# Problem with brown film on plant leaves



## NativeFloridian (Mar 31, 2012)

I've got a low-tech 20 gallon with compost-silt and aquarium gravel. The silt is extremely high in nutrients for my plants and keeps the tank a nice tea color. I wasn't sure how well I would be able to keep fish in it, but they seem to like it fine. My problem is, the silt is very water-soluable, and sometimes precipitates on my plant leaves, leaving a brown film that rubs off, but I assume still hurts photosynthesis. What can I do to fix this? Is there a snail or fish or something that I can buy to keep my leaves clean? 

Also, I'm assuming it's the silt. It could also be algae, or something, since I keep my tank outside, but it's not stuck to the glass, so there's my silt assumption.


----------



## TWA (Jan 30, 2012)

I'm going to assume its diatoms (basically algae in new tanks) just rub it away or buy a fish (otos etc) to eat it. It'll go away eventually, happens to most new tanks.


----------



## NativeFloridian (Mar 31, 2012)

If I buy the otos fish will they die when the diatoms go away or will they eat other stuff in the tank?


----------



## TWA (Jan 30, 2012)

Algae. Which will probably happen if the tank is outside. The concern with otos is getting some that feel like living after you get them home. They tend to be real sensitive to shipping, so they die often after they get to the pet store. Blah blah. If you're concerned about them eating, I'm sure they'll eat algae wafers. I don't bother mine, he seems fat and healthy and i have no algae, no food for him.

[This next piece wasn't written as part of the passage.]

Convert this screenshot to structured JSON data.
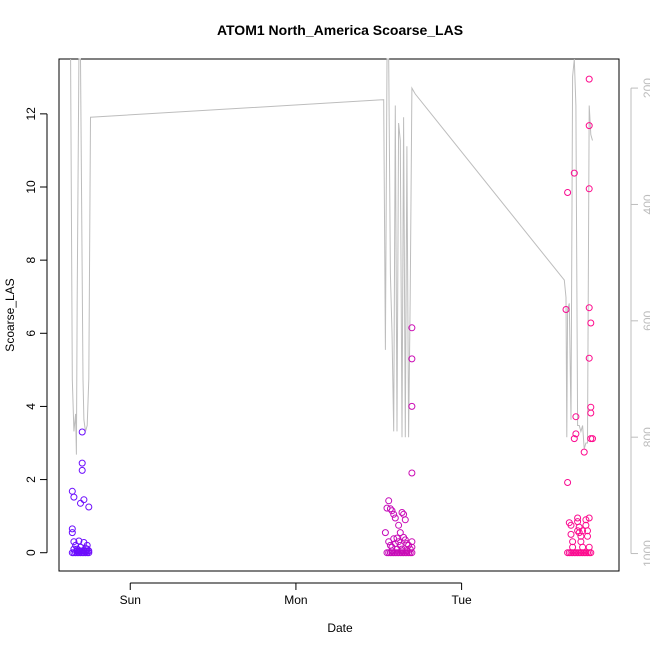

How big is the tank? How warm does it get? What fish are in there?


----------



## NativeFloridian (Mar 31, 2012)

It's a 20 gallon, and gets lukewarm depending on the day (which seems warm to me for a tank), but another guy on this forum is going to send me a taro plant to keep it kinda shaded. It has 4 baitfish minnows in it to keep mosquito larvae from developing. They won't bother anything (they used to live with my mom's gigantic koi). I'm eventually going to put a betta in it once I get it fully planted. I'm ordering duckweed soon, which will improve water quality, and a peice of wood.


----------



## TWA (Jan 30, 2012)

Lukewarm is different from person to person, all depends on what your hands used to. I worked in a restaurant for a while, so hot to some isn't hot to me. My discus are in 88-90 degree water, so anything below 80 feels cool, 75 feels cold. It sounds probably around 80 though. Maybe take a temp to know if otos will work for you? Sounds like you've got a plan, have fun with that duckweed, itll do what you want but it'll grow like nothing else outside.


----------



## NativeFloridian (Mar 31, 2012)

I'm going to eat it when there gets to be too much. The purpose of the tank is to grow edibles.Thanks for the tips. I'll check out those fish.


----------



## kcartwright856 (Jan 16, 2012)

Nerite snails demolished my diatoms! I'd give them a try.


----------



## NativeFloridian (Mar 31, 2012)

Bought 2 otos the other day. They seem to be thriving even though they looked kinda skinny in the fish store. Yay!


----------